Song, X., Fagiani, M. R., Debnath, S., Gao, M., Maeda, S., Taketsugu, T., et al. (2017). Excess charge driven dissociative hydrogen adsorption on Ti₂O₄⁻. Physical Chemistry Chemical Physics, 19(17), 23154-23161. doi:10.1039/c7cp03798h.

Zitierlink: https://hdl.handle.net/11858/00-001M-0000-002D-E559-E

Zusammenfassung

The mechanism of dissociative D₂ adsorption on Ti₂O₄⁻, which serves as a model for an oxygen vacancy on a titania surface, is studied using infrared photodissociation spectroscopy in combination with density functional theory calculations and a recently developed single-component artificial force induced reaction method.

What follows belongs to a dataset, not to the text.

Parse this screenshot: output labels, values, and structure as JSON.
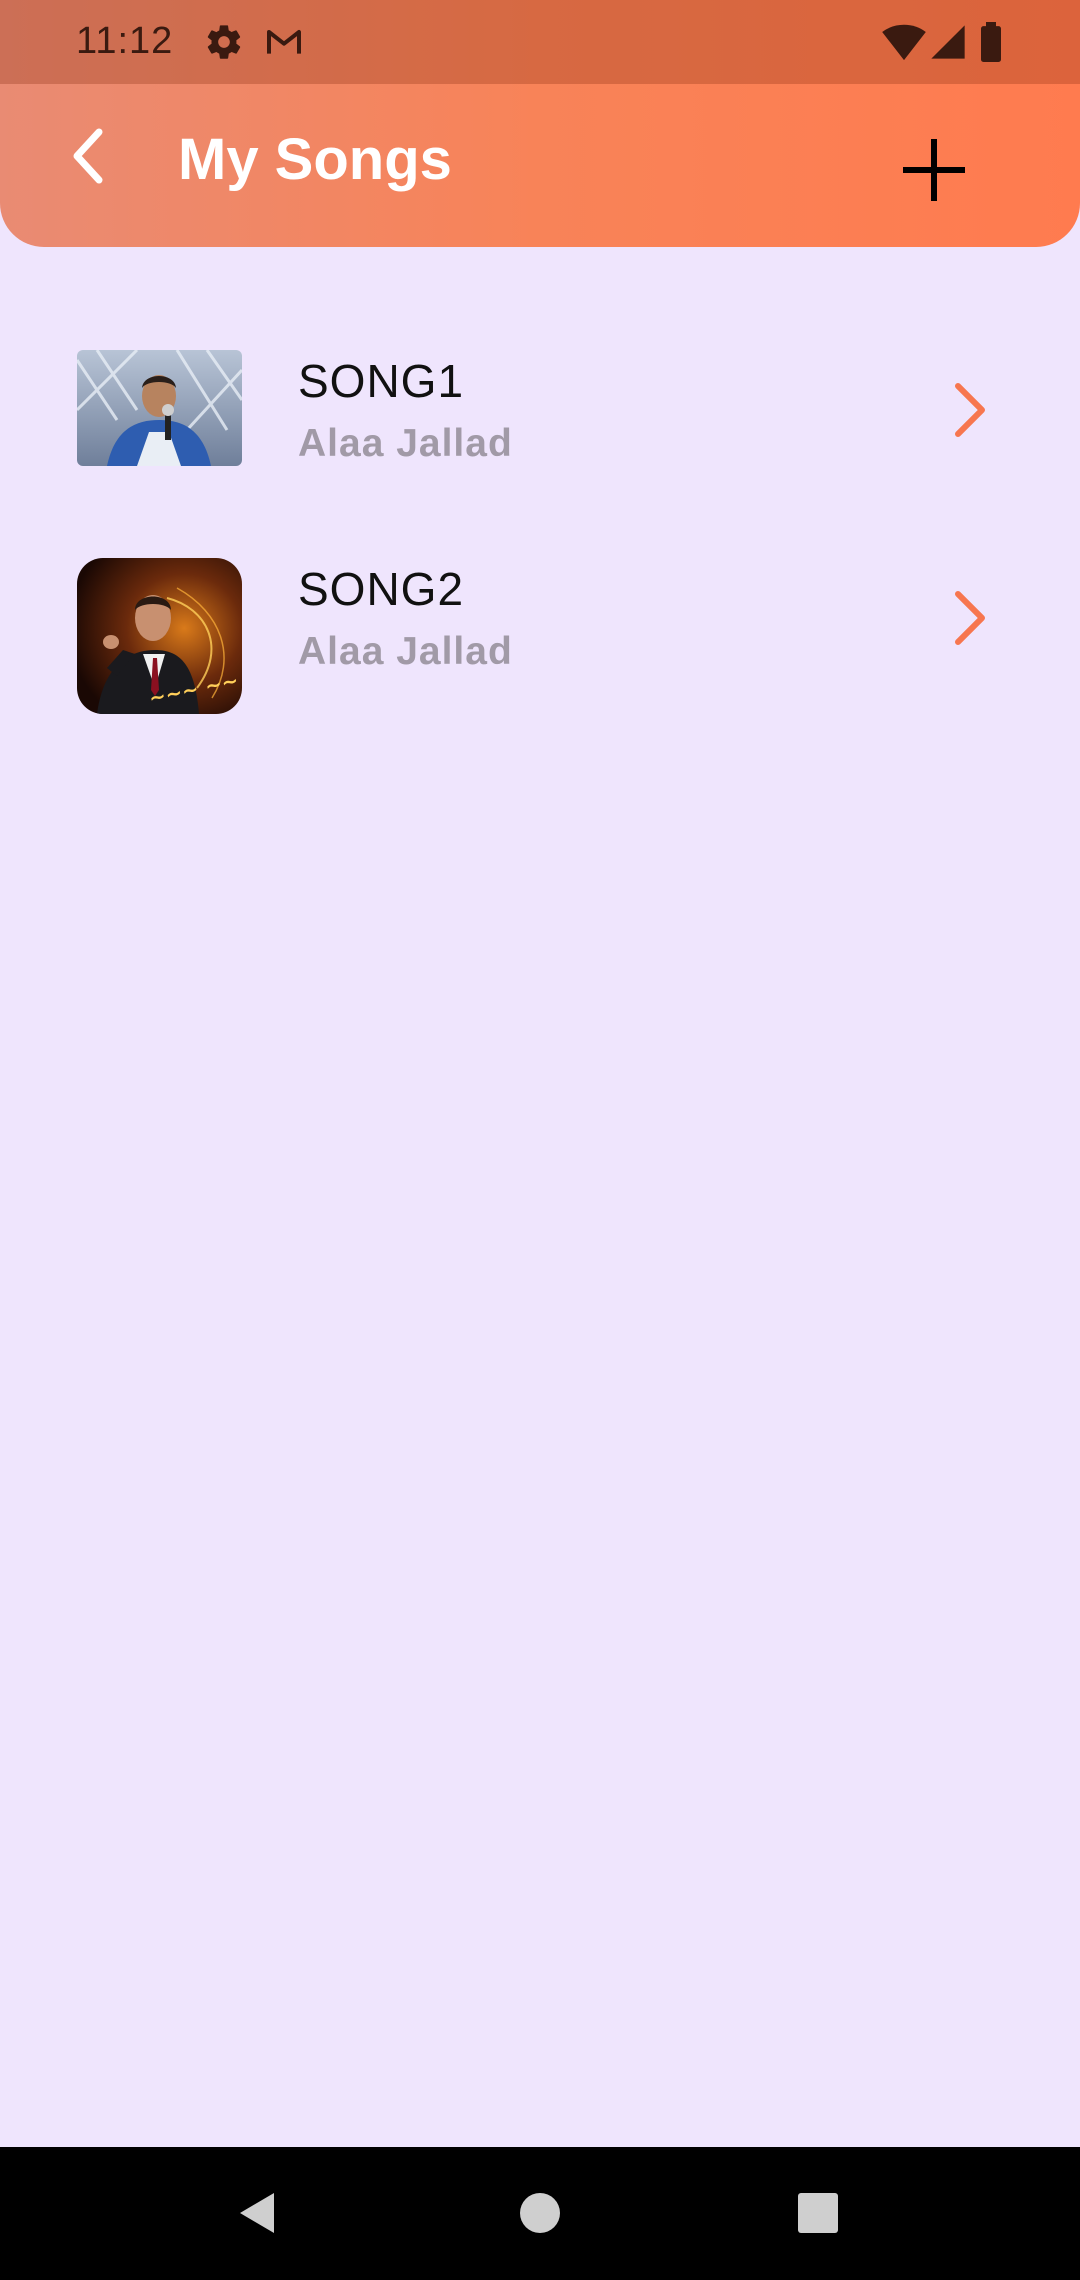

Ti₂O₄⁻ readily reacts with D₂ under multiple collision conditions in a gas-filled ion trap held at 16 K forming a global minimum-energy structure (DO–Ti–(O)₂–Ti(D)–O)⁻. The highly exergonic reaction proceeds quasi barrier-free via several intermediate species, involving heterolytic D₂-bond cleavage followed by D-atom migration. We show that, compared to neutral Ti₂O₄, the excess negative charge in Ti₂O₄⁻ is responsible for the substantial lowering of the D₂ dissociation barrier, but does not affect the molecular D₂ adsorption energy in the initial physisorption step.